DR.M LACKS LEADERSHIP AND COMMITMENT TO HUMAN RIGHTS

Press statement by Kua Kia Soong, SUARAM Adviser 6 April 2019

The Prime Minister’s reversal of the decision to ratify the Rome Statute of the International Criminal Court (ICC) is the most serious flip flop of the Pakatan Harapan Government to date and closely parallels the recent decision not to ratify the International Convention on the Eradication of Racial Discrimination (ICERD).

The reason Dr M gave for this climb down is neither rational nor valid: He said “…the government ‘was forced’ to withdraw from ratifying the Rome Statute following the confusion created by those with political interests” even though he was aware that signing the Rome Statute was not harmful to Malaysian constitutional rights nor would it affect the country’s sovereignty:

“The Cabinet this morning made a decision to withdraw our ratification of the Statute of Rome. It is not because it is harmful to the country but because of politics where people are easily misled by emotional claims that what this government is doing is against our own interest.”

First of all, does the prime minister himself have the conviction that it is progressive for Malaysia to ratify international treaties such as the Rome Statute and the ICERD or does he consider this to be just another pesky obligation that was in the Pakatan Harapan’s GE14 manifesto? Has he tried to convince his party and the rest of the country that it is progressive to ratify these international treaties? If he has not, why not?

An objective view of what is involved in acceding to the Statute of Rome shows that the political emotional claims have no basis in fact. The ICC in no way affronts the Council of Rulers. So why weren’t the facts presented loudly and clearly for all to debate? And given that 90% of the Cabinet were supportive of acceding to the Rome Treaty, it is alarming that distortions of the truth should be allowed to persuade him to reverse this decision.   

The ICC exists to ensure that there is accountability for genocide, war crimes, and crimes against humanity—all essential for safeguarding respect for human rights by bringing perpetrators of the worst crimes to justice. Who, except those who do not respect human rights and national dignity would oppose such a progressive move to position our country among the 122 more enlightened societies in the world community who have signed?

ICC can deter another May 13

In trying to justify his latest flip flop, Dr Mahathir made the strange statement that “Malaysia would not be affected by the statute because the government had no intention to commit crimes such as genocide or other excessive acts.”

He must understand that genocide and other atrocities occur in countries precisely through “politics where people are easily misled by emotional claims” as he has just said. For example, May 13 happened in Malaysia in 1969 and many died in “crimes against humanity” mainly because of the internal power struggle among the ruling elite. Similarly, the anti-Chinese pogrom in Indonesia happened in 1965 through the military coup d’etat against Sukarno. If such atrocities happen again, the perpetrators should rightly be dealt with by the ICC.

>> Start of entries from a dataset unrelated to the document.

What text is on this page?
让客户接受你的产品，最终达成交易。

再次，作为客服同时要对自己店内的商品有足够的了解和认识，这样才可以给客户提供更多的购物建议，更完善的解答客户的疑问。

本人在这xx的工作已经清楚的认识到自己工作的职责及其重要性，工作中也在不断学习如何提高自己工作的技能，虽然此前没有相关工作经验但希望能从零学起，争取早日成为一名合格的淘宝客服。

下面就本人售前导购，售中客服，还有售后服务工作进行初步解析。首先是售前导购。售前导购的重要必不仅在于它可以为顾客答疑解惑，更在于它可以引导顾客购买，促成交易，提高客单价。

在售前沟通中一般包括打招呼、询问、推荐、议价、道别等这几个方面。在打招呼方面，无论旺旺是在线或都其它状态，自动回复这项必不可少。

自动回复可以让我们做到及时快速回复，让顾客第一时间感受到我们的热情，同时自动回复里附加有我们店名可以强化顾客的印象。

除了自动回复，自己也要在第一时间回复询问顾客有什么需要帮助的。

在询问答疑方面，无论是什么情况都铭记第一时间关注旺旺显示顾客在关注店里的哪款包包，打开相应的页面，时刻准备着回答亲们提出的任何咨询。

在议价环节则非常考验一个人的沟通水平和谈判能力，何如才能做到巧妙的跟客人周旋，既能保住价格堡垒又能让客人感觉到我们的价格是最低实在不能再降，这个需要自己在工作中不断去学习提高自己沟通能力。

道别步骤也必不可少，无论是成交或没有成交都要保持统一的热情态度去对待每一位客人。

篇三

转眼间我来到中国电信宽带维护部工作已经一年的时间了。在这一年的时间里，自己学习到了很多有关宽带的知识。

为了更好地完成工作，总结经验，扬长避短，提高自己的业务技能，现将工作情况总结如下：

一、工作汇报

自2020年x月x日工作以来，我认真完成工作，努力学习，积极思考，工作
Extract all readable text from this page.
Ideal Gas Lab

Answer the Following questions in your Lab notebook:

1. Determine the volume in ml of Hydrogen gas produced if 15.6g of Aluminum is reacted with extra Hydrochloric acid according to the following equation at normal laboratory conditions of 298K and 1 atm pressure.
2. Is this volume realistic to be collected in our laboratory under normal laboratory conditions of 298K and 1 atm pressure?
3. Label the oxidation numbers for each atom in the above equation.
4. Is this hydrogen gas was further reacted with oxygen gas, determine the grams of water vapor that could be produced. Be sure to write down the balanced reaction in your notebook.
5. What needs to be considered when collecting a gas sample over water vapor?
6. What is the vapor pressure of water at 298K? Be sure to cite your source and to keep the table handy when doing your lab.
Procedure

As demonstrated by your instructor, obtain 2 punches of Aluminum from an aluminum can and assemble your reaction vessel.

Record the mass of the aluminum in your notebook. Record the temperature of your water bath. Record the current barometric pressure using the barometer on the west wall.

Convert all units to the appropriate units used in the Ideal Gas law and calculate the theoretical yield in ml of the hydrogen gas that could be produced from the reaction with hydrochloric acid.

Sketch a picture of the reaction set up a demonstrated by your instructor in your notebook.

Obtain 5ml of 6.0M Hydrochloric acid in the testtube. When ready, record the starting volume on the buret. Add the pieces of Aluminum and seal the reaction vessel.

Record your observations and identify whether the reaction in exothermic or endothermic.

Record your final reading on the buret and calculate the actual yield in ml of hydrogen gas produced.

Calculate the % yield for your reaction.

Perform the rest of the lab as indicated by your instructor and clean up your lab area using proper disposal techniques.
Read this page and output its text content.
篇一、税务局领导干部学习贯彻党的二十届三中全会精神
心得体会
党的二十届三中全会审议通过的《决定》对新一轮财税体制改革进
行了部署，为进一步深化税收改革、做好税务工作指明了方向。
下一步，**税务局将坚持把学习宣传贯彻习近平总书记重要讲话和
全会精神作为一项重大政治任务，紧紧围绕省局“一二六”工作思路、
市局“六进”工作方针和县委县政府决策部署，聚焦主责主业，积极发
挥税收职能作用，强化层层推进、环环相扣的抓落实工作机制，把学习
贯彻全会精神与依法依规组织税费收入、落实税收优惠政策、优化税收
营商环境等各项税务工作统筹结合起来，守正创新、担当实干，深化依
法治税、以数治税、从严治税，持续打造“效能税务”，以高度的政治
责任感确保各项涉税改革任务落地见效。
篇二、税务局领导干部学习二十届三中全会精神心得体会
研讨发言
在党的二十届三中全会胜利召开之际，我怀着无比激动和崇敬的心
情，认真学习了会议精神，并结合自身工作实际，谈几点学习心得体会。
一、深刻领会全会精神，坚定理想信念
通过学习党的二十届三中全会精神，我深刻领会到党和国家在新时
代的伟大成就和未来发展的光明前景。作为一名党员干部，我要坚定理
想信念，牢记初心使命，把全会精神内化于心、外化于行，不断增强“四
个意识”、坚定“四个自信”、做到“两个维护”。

Dr. Mahathir’s unilateral decision to withdraw from the accession to the Rome Statute even though it has been reported that 90 per cent of the Cabinet do not agree with this decision shows the lack of democratic spirit by the Prime Minister and the return of the culture of “silence of the lambs” in the Cabinet when Dr. M was the PM from 1981 to 2003.

This latest flip flop by the Pakatan government has once again tarnished their reputation to create a “new Malaysia” and it is a sad day for all human rights defenders.